Kırların yorgun sükûnetini bozan bülbül sesleri, kuşların cıvıltısı, bazen de inek böğürtüleri ve köpeklerin havlayışı köy hayatına lezzet katan unsurlardı. Ahmet Hoca da yeşil kırlar, kelebek dolu ağaçlar, güzel kokular, kuşların ve serçelerin şarkılarını dinleyerek Arapça dersler alıyor ve ilk ilmi hayatını sürdürüyordu.

Medrese geleneğine göre talebe her gün sabah ve akşam bir evden yemeğini (tayın) alır ve camiye getirir; bununla idare etmek zorundadır. Zira öğle vakti yemek yoktur. Tayın dediğin şey bir ekmek ve tabak dolusu köy yemeğinden ibaret idi. Talebe su sıkıntısını çektiği zaman tabağını yıkamaz, yemek aldığı eve geri götürebilirdi. Ahmet Hoca da akşam yediği tabağı pencereye koyar ve yatardı.

 Bir sabah tayın almak üzere tabağını almak istediğinde tabağın temizlenmiş olduğunu hayretle gördü ve : “Hay Allah razı olsun.

Demek ben uyuduktan sonra bir hanım teyze gelip tabağımı yıkıyor ve buraya geri koyuyor” diye düşünmeye başladı ve tabağı yıkayan o meçhul kadına bol bol dua etti. Her gün, yıkanmış kabul ettiği aynı tabakla tekrar tayınını almaya gitti. Tayını veren ev sahibi de tabağın temiz olduğunu görünce yemeği aynı tabağa dolduruyordu.

Derken günler birbirini kovaladı; üzüm zamanı, ardından bağ bozumu zamanı geldi çattı. Güz mevsimi biraz serin de olsa havalar çok güzel gidiyordu. Fakat henüz kış gelmeden Ahmet Hoca şiddetli bir nezleye yakalanmıştı. O kadar ki, birkaç gün yatağa mahkûm olmuş, serin ve uzun güz gecelerinde günlerce uykusuz kalmıştı. Ahmet Hoca için artık köyün o güzel havası gitmiş, hastalığın verdiği elemden dolayı uzun ve hareketsiz geceler başlamıştı. Caminin büyüklüğü, gecenin sessizliği, vücut ateşinin yüksekliği ve birçok yeri açık olan pencereden giren soğuk rüzgârın uğultusu her akşam ona bir ürperti ve lahutî bir korku veriyordu.

Ahmet Hoca bir gece getirdiği yemekten biraz yedi ve tabağını pencereye koydu. Hastalık ve ateşten dolayı gözüne uyku girmeyince, uyumuş gibi yaparak pencerenin yanındaki yatağa uzanmış bekliyordu. 

Bir de ne görsün; küçük bir canavarcığı andıran bir sokak kedisi caminin açık bir yerinden içeri girip pencereye doğru hareket etmeye başladı. Kedinin küçük fakat fırlak ve parlayan gözleri, adeta bir zebaninin kanlı gözlerini andırıyordu. Ahmet Hoca kedinin bu heybetli halini ve emin adımlarla yaklaştığını görünce meçhul bir korku ile ürperdi, fakat istifini bozmadan yatağında beklemeye devam etti. Küçük canavar, meğerse her gün yediği karavanasının üzerine gider gibi doğruca pencerenin önündeki yemek tabağının üzerine gitti.

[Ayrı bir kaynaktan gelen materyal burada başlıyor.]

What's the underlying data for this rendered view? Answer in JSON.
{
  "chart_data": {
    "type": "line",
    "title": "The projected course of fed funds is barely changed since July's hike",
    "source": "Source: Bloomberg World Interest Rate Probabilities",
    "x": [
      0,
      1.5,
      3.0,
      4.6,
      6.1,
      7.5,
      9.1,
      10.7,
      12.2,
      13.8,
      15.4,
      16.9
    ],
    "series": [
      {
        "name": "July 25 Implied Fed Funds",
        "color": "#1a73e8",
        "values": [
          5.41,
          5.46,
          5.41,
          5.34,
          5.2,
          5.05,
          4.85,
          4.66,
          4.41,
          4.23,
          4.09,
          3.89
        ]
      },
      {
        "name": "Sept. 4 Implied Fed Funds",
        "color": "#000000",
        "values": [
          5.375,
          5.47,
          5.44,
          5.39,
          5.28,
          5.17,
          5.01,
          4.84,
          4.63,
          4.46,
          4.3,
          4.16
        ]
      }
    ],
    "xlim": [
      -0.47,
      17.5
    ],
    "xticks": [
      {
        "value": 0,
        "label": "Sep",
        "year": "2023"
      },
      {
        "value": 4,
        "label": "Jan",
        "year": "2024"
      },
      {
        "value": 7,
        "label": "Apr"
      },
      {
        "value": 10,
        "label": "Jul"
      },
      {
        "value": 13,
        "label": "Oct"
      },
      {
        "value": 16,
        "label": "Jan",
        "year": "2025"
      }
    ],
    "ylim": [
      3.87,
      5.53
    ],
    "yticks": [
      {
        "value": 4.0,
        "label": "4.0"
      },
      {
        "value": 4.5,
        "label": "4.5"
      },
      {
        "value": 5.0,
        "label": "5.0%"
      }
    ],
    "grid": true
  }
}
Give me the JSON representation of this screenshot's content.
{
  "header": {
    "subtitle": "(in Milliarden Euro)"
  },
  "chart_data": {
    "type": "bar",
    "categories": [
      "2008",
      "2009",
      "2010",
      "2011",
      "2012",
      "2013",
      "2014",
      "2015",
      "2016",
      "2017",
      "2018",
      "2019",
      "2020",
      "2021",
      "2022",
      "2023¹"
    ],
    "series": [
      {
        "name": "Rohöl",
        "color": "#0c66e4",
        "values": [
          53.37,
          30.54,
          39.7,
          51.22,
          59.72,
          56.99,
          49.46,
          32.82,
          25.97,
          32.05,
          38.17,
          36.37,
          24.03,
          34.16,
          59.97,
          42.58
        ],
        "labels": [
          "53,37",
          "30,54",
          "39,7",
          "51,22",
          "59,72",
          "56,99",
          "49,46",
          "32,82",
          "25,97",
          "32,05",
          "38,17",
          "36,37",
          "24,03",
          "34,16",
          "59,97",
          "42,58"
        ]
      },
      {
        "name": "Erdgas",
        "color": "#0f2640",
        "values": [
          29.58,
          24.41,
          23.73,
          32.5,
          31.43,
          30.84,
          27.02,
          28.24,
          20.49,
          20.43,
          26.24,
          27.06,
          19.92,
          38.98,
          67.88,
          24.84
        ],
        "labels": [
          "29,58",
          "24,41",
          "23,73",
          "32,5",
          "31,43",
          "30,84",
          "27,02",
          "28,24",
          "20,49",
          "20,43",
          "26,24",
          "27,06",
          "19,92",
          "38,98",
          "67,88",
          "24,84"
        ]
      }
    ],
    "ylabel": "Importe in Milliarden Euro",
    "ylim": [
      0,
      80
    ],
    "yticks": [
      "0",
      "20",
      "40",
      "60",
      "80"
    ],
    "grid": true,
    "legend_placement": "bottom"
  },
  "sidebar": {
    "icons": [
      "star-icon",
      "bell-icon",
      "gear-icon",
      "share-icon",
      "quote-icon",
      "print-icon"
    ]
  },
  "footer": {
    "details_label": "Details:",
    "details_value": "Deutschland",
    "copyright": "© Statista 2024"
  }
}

Kalan yemeği afiyetle yedikten sonra kalaylanmış bakır tabağı pembe renkli elastiki diliyle temizlemeye başladı. Tabağı pırıl pırıl parlattıktan sonra da bırakıp dışarı çıktı.

Korkuyla ve ibretle kediyi seyreden Ahmet Hoca, kedinin dışarı çıkmasıyla birlikte derin bir nefes aldı. Fakat bir kış nezlesine değil, muhakkak bir sokak kedisi nezlesine yakalanmış olduğunu da anladı.

Meğerse tabağı temizleyen, günlerdir dua ettiği meçhul teyze değil, “Ya Rahim” ismine mazhar olan ve temizliğiyle birçok insana örnek olan sokak kedisiymiş.